Author: Alex Gronke
Publication: The Telegraph
Date: September 26, 2001
Berkeley (California), Sept. 25
(Reuters): The times, they sure ARE a-changin'.
The University of California at
Berkeley, a famous hotbed of anti-US rhetoric and student protest during
the Vietnam War, broke out in a "Rally for America" yesterday as a coalition
of student activists and fraternities gathered to back President George
W. Bush's "war against terrorism."
From the steps of Sproul Hall, the
place where some scholars of the 1960s say American student protest and
anti-war activism got its start, 150 students rallied for a show of unity
behind the US government after the attacks on New York and Washington,
DC.
Rally supporters waved American
flags and hoisted signs with such slogans as, "Whip Terrorism," and "We
Cannot Stand Idle," while student speakers called for military action against
those they called terrorists, praised the United States, and denounced
anti-war activists as unpatriotic.
"This is 2001, not 1968," said rally
coordinator Randy Barnes, a Berkeley senior majoring in Mass Communications.

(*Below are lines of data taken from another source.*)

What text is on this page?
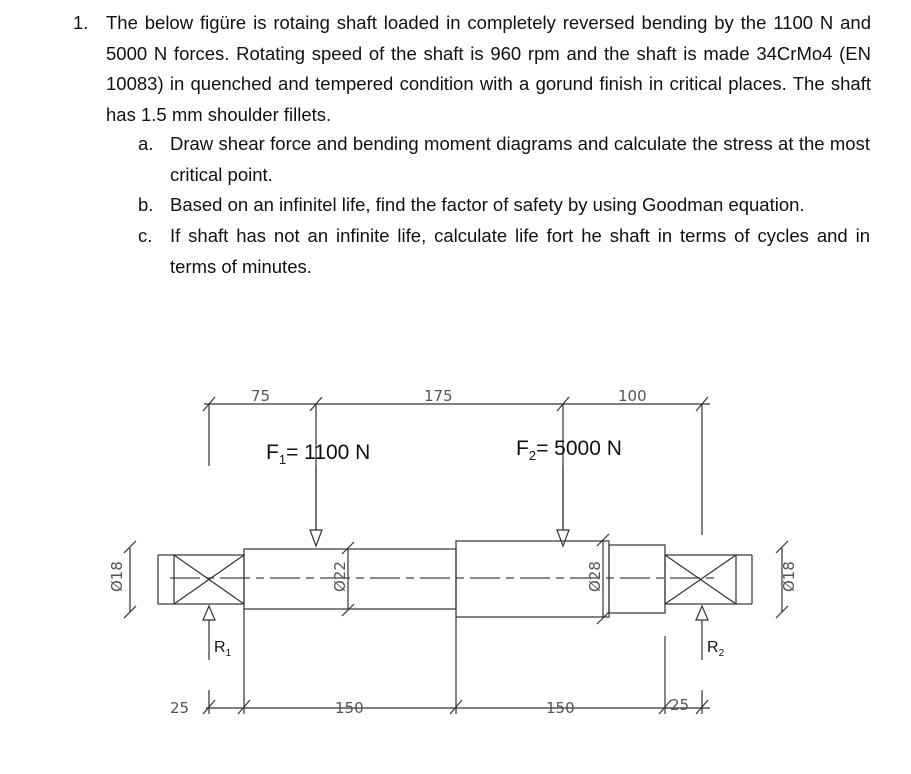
1. The below figüre is rotaing shaft loaded in completely reversed bending by the 1100 N and 5000 N forces. Rotating speed of the shaft is 960 rpm and the shaft is made 34CrMo4 (EN 10083) in quenched and tempered condition with a gorund finish in critical places. The shaft has 1.5 mm shoulder fillets.
a. Draw shear force and bending moment diagrams and calculate the stress at the most critical point.
b. Based on an infinitel life, find the factor of safety by using Goodman equation.
c. If shaft has not an infinite life, calculate life fort he shaft in terms of cycles and in terms of minutes.
75	175	100
25	150	150	25
Ø18	Ø22	Ø28	Ø18
$F_1= 1100$ N	$F_2= 5000$ N
$R_1$	$R_2$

"This is not Vietnam, but an act of aggression against the United States."
Before the rally, Barnes borrowed
the language of the Vietnam War era by saying that he wanted to give voice
to the "silent majority" of students that he said do not blame US foreign
policy for the attacks on September 11, and who want to see a punishing
military response. "We are average students," said Barnes. "We are here
to go to class and get an education. We are not the readymade, professional
protesters of Berkeley."
While the rally's supporters cheered
and pumped flags, a group of counter-demonstrators, some of them students,
chanted, "1-2-3-4, We don't want your racist war," and held aloft banners
with anti war messages.
Barnes and his supporters took pains
to say that the rally was pro-American and not pro-war, but the language
from the podium was often bellicose and many in the anti-war group saw
the rally as a bloodthirsty call to arms.
"I'm not against the US" said Patricia
Mueller-Moule, a graduate student at Berkeley and an anti-war activist.
"This is a pro-US rally, but I assume there will be some people here who
want war. They shout, Win the war.' I'm just against the war."
Robb McFadden, president of the
university's Republican club, and a junior majoring in political science,
blasted what he described as anti-American sentiment on campus. "There
is an unwritten rule in Berkeley: Blame America," McFadden told the rally.
The rally closed with a minute of silence observed by both factions of
the demonstration.
But students with American flags
quickly squared off against students hoisting Palestinian flags. And as
the public address system played Neil Diamond's, Coming to America heated
arguments erupted in several corners of the plaza.
Across this campus of 31,000 students,
most people seemed unaware of the protest at Sproul plaza, perhaps because
last Thursday an anti war rally drew 10 times the number of demonstrators.